The third method is to treat philosophical systems as (revisable) inferences to the best explanation in which one appeals to theory-world fit in light of a variety of scientific virtues. In principle, this approach need not respect the threat of the antinomies (despite its origin in Pierce's philosophy), if it remains focused on relatively isolated topics. Those that advance it also advocate the disciplining (Williamson's term) of philosophy by constraining it in light of the demands of, say, some formal system. This piggy-backs on the ways in which the logical antinomies have been deflected and tamed. The downside of this approach is that one's philosophical commitments get blackboxed in one's formal apparatus.

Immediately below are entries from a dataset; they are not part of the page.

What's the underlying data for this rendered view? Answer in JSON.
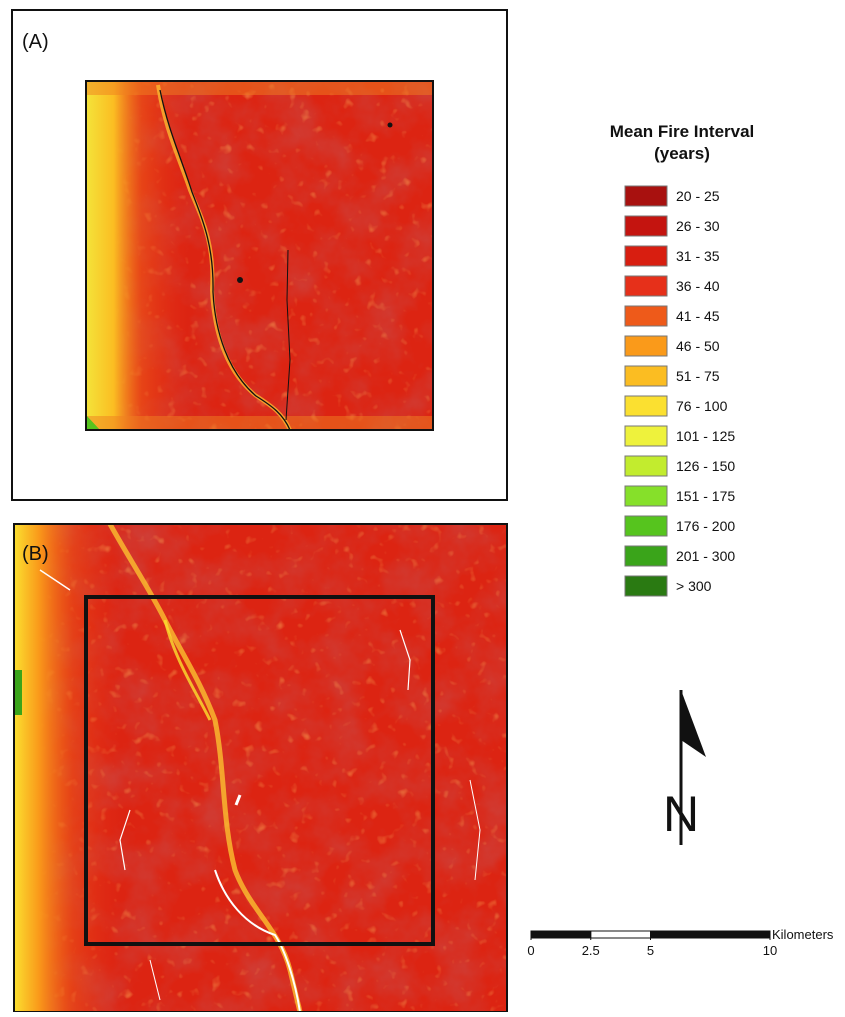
{
  "panels": [
    {
      "label": "(A)"
    },
    {
      "label": "(B)"
    }
  ],
  "legend": {
    "title": [
      "Mean Fire Interval",
      "(years)"
    ],
    "items": [
      {
        "label": "20 - 25",
        "color": "#a8110f"
      },
      {
        "label": "26 - 30",
        "color": "#c4140f"
      },
      {
        "label": "31 - 35",
        "color": "#d81e10"
      },
      {
        "label": "36 - 40",
        "color": "#e6301a"
      },
      {
        "label": "41 - 45",
        "color": "#ee5a1a"
      },
      {
        "label": "46 - 50",
        "color": "#fa9a1a"
      },
      {
        "label": "51 - 75",
        "color": "#fbbd22"
      },
      {
        "label": "76 - 100",
        "color": "#fbe030"
      },
      {
        "label": "101 - 125",
        "color": "#eef23c"
      },
      {
        "label": "126 - 150",
        "color": "#c2ec2e"
      },
      {
        "label": "151 - 175",
        "color": "#86e02a"
      },
      {
        "label": "176 - 200",
        "color": "#56c41e"
      },
      {
        "label": "201 - 300",
        "color": "#3aa41a"
      },
      {
        "label": "> 300",
        "color": "#2a7a12"
      }
    ]
  },
  "north_arrow": {
    "label": "N"
  },
  "scale_bar": {
    "unit": "Kilometers",
    "ticks": [
      0,
      2.5,
      5,
      10
    ]
  }
}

So, here's a prediction: as analytical philosophers are emboldened to get ever more systematic and to bring the problems of cosmology, consciousness, and axiology, including politics, into their collective orbits, the antinomies will reappear in modern guise, especially if they are using inference to the best explanation in each individual area or topic.++
*On such a view one might be tempted to view the rejection of correlationism by Speculative Realists as evidence for the claim that the news has finally reached Continental shores a century late. I have reflected on this event here.
**Of course, I was already familiar with Michael Friedman's, Alan Richardson's, and Abe Stone's work that showed the extent to which Carnap's philosophy can itself be understood as a species of Kantianism.
+ I am indebted to Abe Stone to this way of putting it, although I do not do justice to richness of his thought on this topic.
++ I thank James Kreines, Abe Stone, and William Friday Dark for discussion on facebook on topics related to this post. (They should only be blamed for my mistakes.)
I like this. I am a philosopher in the "Continental" tradition, ie. we take account of history, culture and so on (analytical philosophy is a form of Presbyterianism). But the only little point I wish to make is that I see Kant as opening the way to Einstein, not as getting his physics wrong. Kant didn't "believe" in space, time and causality as such. The way he explained it foreshadows Einstein. This is one reason Kant is so great.
Posted by: Matthew Del Nevo | 08/30/2017 at 04:29 AM
In the middle of page 136 (of the only edition in print) of Kant's Lectures on Philosophical Theology, he gives a perfect description of what today we would call the Big Bang.
Kant's philosophy opened mind and continues to do so.